There is a very useful extension for the Firefox web browser, Tabletools that allows you to sort tables in place or copy for further examination in, for example, Excel.
Further thoughts on network density.
An example. If you went to a party attended by 100 people and on average everyone met or talked to ("connected with") 10 people, then the network density of the party would be the ratio of the meet ups that actually took place = 1000 = (100 * 10) to the number that could have taken place, = 9900 = (100 people * (100-1) other people. So that's 100/9900 or around 10%.
If you attended a party of 1000 people and everyone still on average met 10 people the network density would be (1000 * 10) / (1000 * 999) ~ 1%. Interesting! Each attendee had (numerically) the same experience at both parties, but the network they were a part of at the large party was much more sparsely connected.
Network density is a number describing the party, not the party people.
Perhaps the next statistic to add to the report should be the one mentioned above, the average number of links per user, also called the degree, so we can have some insight into the average user experience.

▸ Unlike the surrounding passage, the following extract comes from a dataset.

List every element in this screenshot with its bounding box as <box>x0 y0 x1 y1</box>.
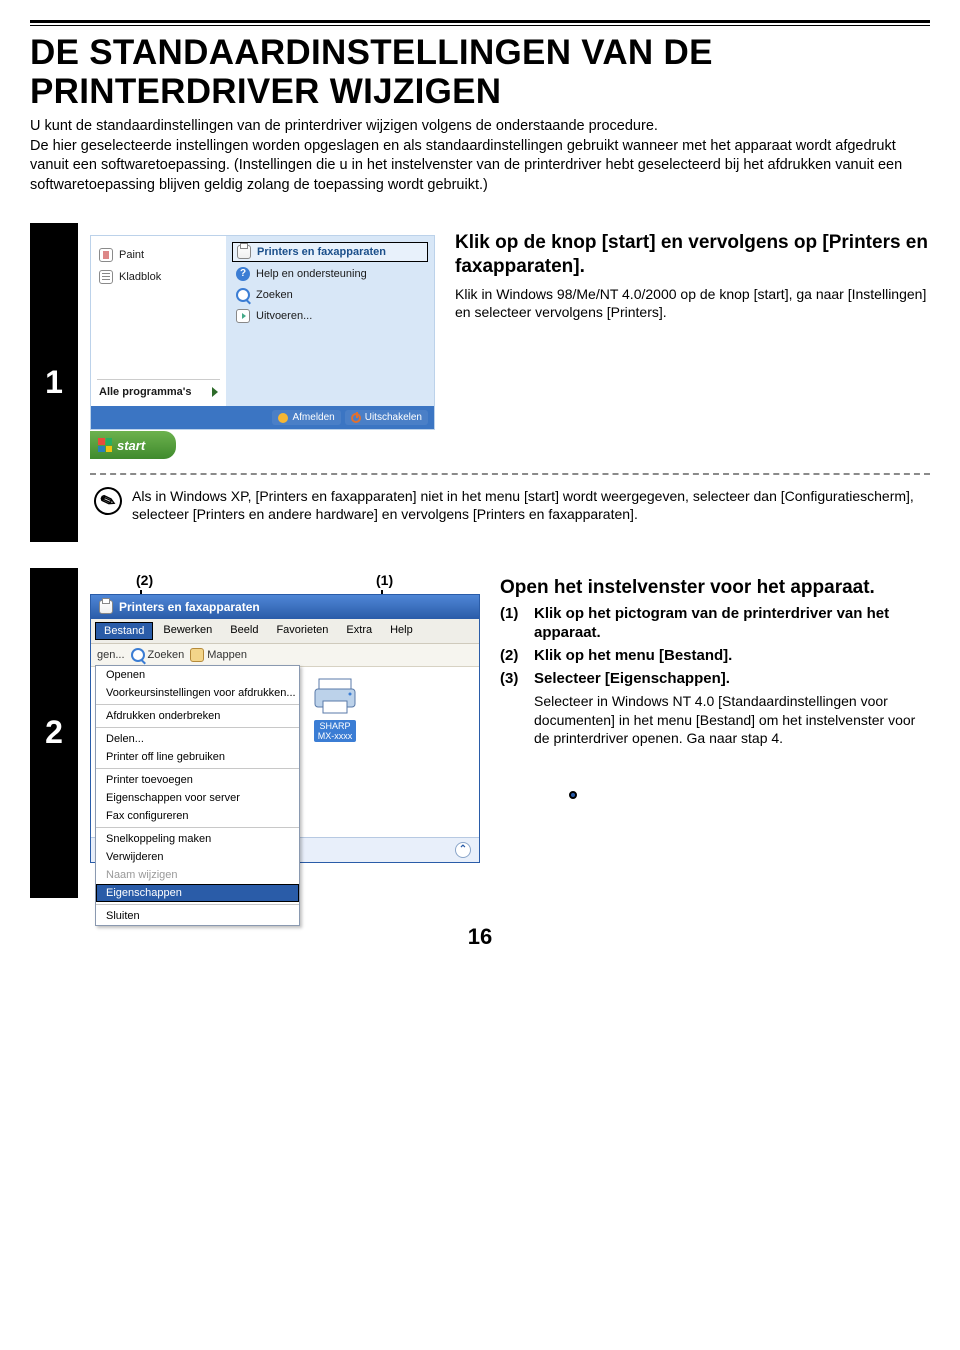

This is already available from the data at hand; average degree from the example data above is ~3 links per user = 9128/3015. I will add this to the report going forward!
Other network statistics of interest would be average distance between nodes, centrality of nodes, and overall network cohesion.
Timing
One aspect of events at daily kos that has not been paid much attention to so far is their time course. This has been due to lack of data, not lack of interest. I am now able to see the times of every recommendation and comment. It would be very interesting to establish the normal time course of commenting and recommendation during the few days of active life for each diary.
In case it isn't obvious, I'm very pleased and honored to have been given the opportunity and the access required to make possible these lists, whose only real justification for existence is as an aid for people who can't or don't wish to spend all their waking hours reading diaries and who may through the lists find diaries they might have otherwise missed. Each person contributes what they can when they can - diaries, comments, recommendations, and I hope I have helped make the fruits of their labors, accessible to all. A large number of people have helped and contributed to shaping the reports to their present form and I hope that help will continue going forward. As always, if there are errors or omissions I would appreciate your pointing them out.